Project Name: Wikidumpparse
Type of quota increase requested: Custom Flavour g2.cores8.ram16.disk1500
Reason: The main point of this project is to pre-compute wikidata-dump level statistics about all humans, and store them in a database. Allow me to explain the calculation that leads to the 1.5TB request. Detailed calculation this google doc.
- The version 1, proof of concept , of this project "Denelezh" ran for 2 years and generated 300GB of data.
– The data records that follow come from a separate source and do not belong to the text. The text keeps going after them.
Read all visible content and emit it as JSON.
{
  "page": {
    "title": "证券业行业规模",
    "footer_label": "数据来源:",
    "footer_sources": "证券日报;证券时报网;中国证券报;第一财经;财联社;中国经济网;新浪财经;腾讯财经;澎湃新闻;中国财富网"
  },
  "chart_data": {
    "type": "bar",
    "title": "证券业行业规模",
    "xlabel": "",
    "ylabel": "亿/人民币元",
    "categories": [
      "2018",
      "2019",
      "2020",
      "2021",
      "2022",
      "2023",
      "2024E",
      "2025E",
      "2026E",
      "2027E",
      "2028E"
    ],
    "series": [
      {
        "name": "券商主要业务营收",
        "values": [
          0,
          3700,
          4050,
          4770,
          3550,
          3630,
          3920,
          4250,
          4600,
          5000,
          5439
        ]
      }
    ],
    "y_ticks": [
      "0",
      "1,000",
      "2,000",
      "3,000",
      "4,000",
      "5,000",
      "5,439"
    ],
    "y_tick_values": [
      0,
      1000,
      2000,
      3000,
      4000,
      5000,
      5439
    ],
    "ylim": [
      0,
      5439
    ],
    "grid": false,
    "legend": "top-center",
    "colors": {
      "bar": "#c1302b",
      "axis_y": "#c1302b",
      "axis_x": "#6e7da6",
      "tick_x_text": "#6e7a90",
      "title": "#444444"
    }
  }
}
See T263703#6622726
- Assuming we want this to run for 3 years or 150 weeks. (Project follows the weekly wikidata dump cycle).
- Empirically, from the proof of concept, the "input" data can be modelled by y=(4.5+0.005x)GB where x:=weeks since launch
- Empirically, from the proof of concept, the "output" data can be modelled by y=(4.5+0.013x)GB where x:=weeks since launch
- Given the strategy of keeping just the last 1-year of input data after 3 years, we have integral y=5.5+0.005x from 0 to 50 weeks (wolfram alpha link)
- Given keeping all of the output data for 3 yeas, we have integral y=4.5+0.013x from 0 to 150 weeks
|256||last 1 year of input data||integral y=5.5+0.005x from 0 to 50 weeks|
|821||3 years of output data||integral y=4.5+0.013x from 0 to 150 weeks|
|300||2 years of 'backfill data' from denelezh.org (WMFR)||empirical|
|75||5 years of 'backfill data' from whgi.wmflabs.org||empirical|
|1452||grand total for 3 years of running humaniki project||sum of above|
Thank you in advance. I am happy to answer any questions you have.